While Thin Green Line is a huge success – dramatic and gripping, yet rooted in natural and authentic performances – “we are not going to do an improvised episode again for a while,” says Sen. “However, it’s really made me think differently about where we go as a continuing drama because it was a real revelation to me. The tendency of soap and continuing drama is to get bigger and bigger and bigger, with bigger stunts, bigger storylines, bigger plot, whatever. And it’s really revealed to me that actually getting smaller, revealing the detail and intimacy of character, is possibly the way to go.
“I’m really aware of the drift of continuing drama. We’ve all seen the drift in soap to get ever more expansive, and that forces you to conjure slightly absurd plotting. But the real revelation is actually that perhaps our direction of travel needs to be more intimate, more characterful and much more focused on character than it is on plot.”

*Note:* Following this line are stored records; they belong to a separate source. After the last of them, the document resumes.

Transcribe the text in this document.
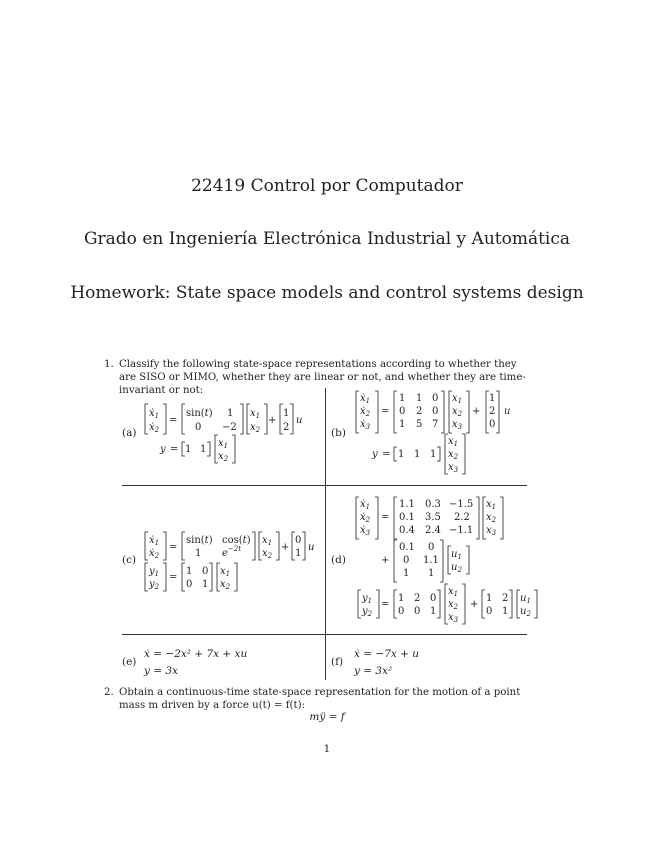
22419 Control por Computador
Grado en Ingeniería Electrónica Industrial y Automática
Homework: State space models and control systems design
1. Classify the following state-space representations according to whether they are SISO or MIMO, whether they are linear or not, and whether they are time-invariant or not:
(a)	(b)
(c)	(d)
(e)	(f)
ẋ$_1$
ẋ$_2$
=
sin(t) 1
0 −2
$x_1$
$x_2$
+
1
2
u
y = 1 1
$x_1$
$x_2$
ẋ$_1$
ẋ$_2$
ẋ$_3$
=
1 1 0
0 2 0
1 5 7
$x_1$
$x_2$
$x_3$
+
1
2
0
u
y = 1 1 1
$x_1$
$x_2$
$x_3$
ẋ$_1$
ẋ$_2$
=
sin(t) cos(t)
1 $e^{-2t}$
$x_1$
$x_2$
+
0
1
u
$y_1$
$y_2$
=
1 0
0 1
$x_1$
$x_2$
ẋ$_1$
ẋ$_2$
ẋ$_3$
=
1.1 0.3 −1.5
0.1 3.5 2.2
0.4 2.4 −1.1
$x_1$
$x_2$
$x_3$
+
0.1 0
0 1.1
1 1
$u_1$
$u_2$
$y_1$
$y_2$
=
1 2 0
0 0 1
$x_1$
$x_2$
$x_3$
+
1 2
0 1
$u_1$
$u_2$
ẋ = −2x² + 7x + xu
y = 3x
ẋ = −7x + u
y = 3x²
2. Obtain a continuous-time state-space representation for the motion of a point mass m driven by a force u(t) = f(t):
mÿ = f
1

But that doesn’t mean Sen, who directed the one-shot episode, has ruled out pushing the boundaries of TV production further in the future.
“What I really want to deliver to an audience is a consistent quality of episodes week in, week out,” he says. “I want an audience to be hooked, coming back to Casualty for amazing stories delivered in exciting ways as part of Saturday night entertainment. These [special episodes] are great because they’ll draw an audience to a show, but to deliver consistent quality over a long period of time is the greatest challenge longform drama faces considering the competition that is now out there.”